The guidebook for Berlin mentioned a restaurant entirely staffed by the blind and visually impaired, where you eat as if you're blind. No lights I guess. This seems kind of unnecessarily silly. I'm all for bizarre tourist experiences, but, um, does this make any sense? That wouldn't have stopped me from going, but, really, I'm not sure I understand how this idea would come to be.

There's a big E around various places in Berlin. At first I asked if there were an H, I, T, L, and R too, but it turns out there's some Einstein celebration stuff going on and it's all about his accomplishments.

We went to the Guggenheim museum, which had an abstract exhibit about artist self-portraits that wasn't really all that thrilling.

Then we went to the Daniel Libeskind-designed Jewish Museum. Libeskind is the guy doing the World Trade Center memorial in New York. The Jewish Museum in Berlin is extraordinary. First, it's enormous. If you read everything in a museum (I wish I did but I don't), you could easily spend 6 or 7 hours there. The three centerpieces are the Garden of Exile, which is 49 stone columns with willow trees growing from them, arranged in a square with a ground that's lopsided and angled and makes you feel very much trapped and disoriented and dizzy and it's very powerful stuff.

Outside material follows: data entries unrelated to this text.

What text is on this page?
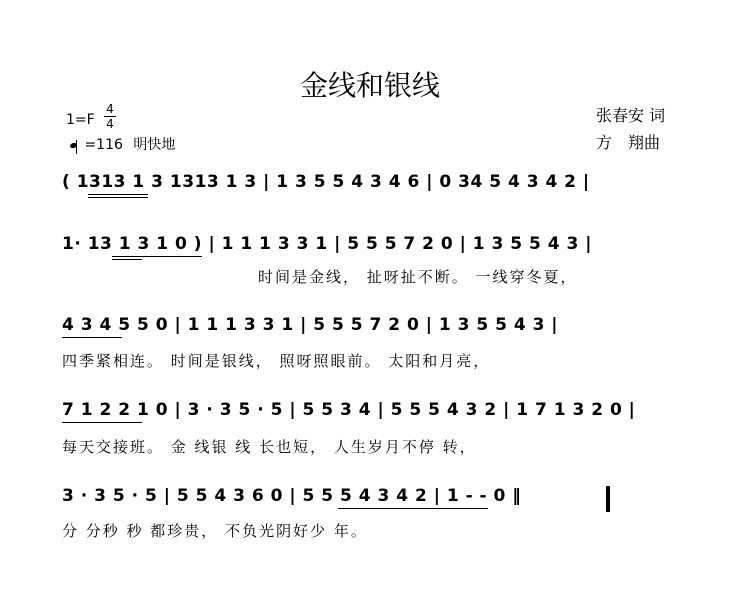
金线和银线
1=F
4
4
=116 明快地
张春安 词
方　翔曲
( 1313 1 3 1313 1 3 | 1 3 5 5 4 3 4 6 | 0 34 5 4 3 4 2 |
1· 13 1 3 1 0 ) | 1 1 1 3 3 1 | 5 5 5 7 2 0 | 1 3 5 5 4 3 |
时间是金线， 扯呀扯不断。 一线穿冬夏，
4 3 4 5 5 0 | 1 1 1 3 3 1 | 5 5 5 7 2 0 | 1 3 5 5 4 3 |
四季紧相连。 时间是银线， 照呀照眼前。 太阳和月亮，
7 1 2 2 1 0 | 3 · 3 5 · 5 | 5 5 3 4 | 5 5 5 4 3 2 | 1 7 1 3 2 0 |
每天交接班。 金 线银 线 长也短， 人生岁月不停 转，
3 · 3 5 · 5 | 5 5 4 3 6 0 | 5 5 5 4 3 4 2 | 1 - - 0 ‖
分 分秒 秒 都珍贵， 不负光阴好少 年。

It's very powerful and moving just to walk through it and experience it. Then there's Holocaust Tower, a narrow cell that's almost completely dark and you feel trapped and claustrophic and, again, very powerful architecture that really draws out an emotional response. It's worth visiting. And there's a piece with lots of metal faces on the ground which is also powerful. The rest of the museum is exhibits tracing the history of Jews and the history of Jews in Berlin, and it's all interesting and well-designed and a solid museum experience. But if you're going, you're going for Libeskind's architecture, really.

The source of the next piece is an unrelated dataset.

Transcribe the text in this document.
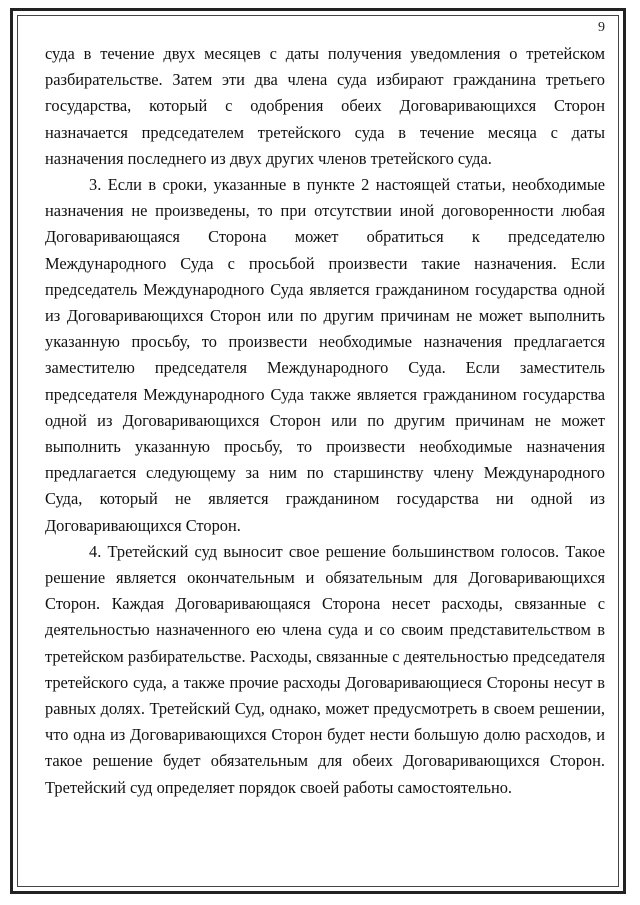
9

суда в течение двух месяцев с даты получения уведомления о третейском разбирательстве. Затем эти два члена суда избирают гражданина третьего государства, который с одобрения обеих Договаривающихся Сторон назначается председателем третейского суда в течение месяца с даты назначения последнего из двух других членов третейского суда.

3. Если в сроки, указанные в пункте 2 настоящей статьи, необходимые назначения не произведены, то при отсутствии иной договоренности любая Договаривающаяся Сторона может обратиться к председателю Международного Суда с просьбой произвести такие назначения. Если председатель Международного Суда является гражданином государства одной из Договаривающихся Сторон или по другим причинам не может выполнить указанную просьбу, то произвести необходимые назначения предлагается заместителю председателя Международного Суда. Если заместитель председателя Международного Суда также является гражданином государства одной из Договаривающихся Сторон или по другим причинам не может выполнить указанную просьбу, то произвести необходимые назначения предлагается следующему за ним по старшинству члену Международного Суда, который не является гражданином государства ни одной из Договаривающихся Сторон.

4. Третейский суд выносит свое решение большинством голосов. Такое решение является окончательным и обязательным для Договаривающихся Сторон. Каждая Договаривающаяся Сторона несет расходы, связанные с деятельностью назначенного ею члена суда и со своим представительством в третейском разбирательстве. Расходы, связанные с деятельностью председателя третейского суда, а также прочие расходы Договаривающиеся Стороны несут в равных долях. Третейский Суд, однако, может предусмотреть в своем решении, что одна из Договаривающихся Сторон будет нести большую долю расходов, и такое решение будет обязательным для обеих Договаривающихся Сторон. Третейский суд определяет порядок своей работы самостоятельно.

You can check this all out here.

For dinner we ate at a Vietnamese place called Vuong recommended in the guidebook for its Glass Noodles. It was good. I had a banana shake to drink, and banana pudding for dessert. Just coincidence, no real agenda with the bananas. The glass noodles were the highlight though.

I also bought orange tic-tacs. This normally wouldn't be of note, except while here orange tic-tacs are orange, in Germany orange tic-tacs are white, in an orange tinted container. They're white, but taste like orange. It's amazing, actually. Mind-blowing.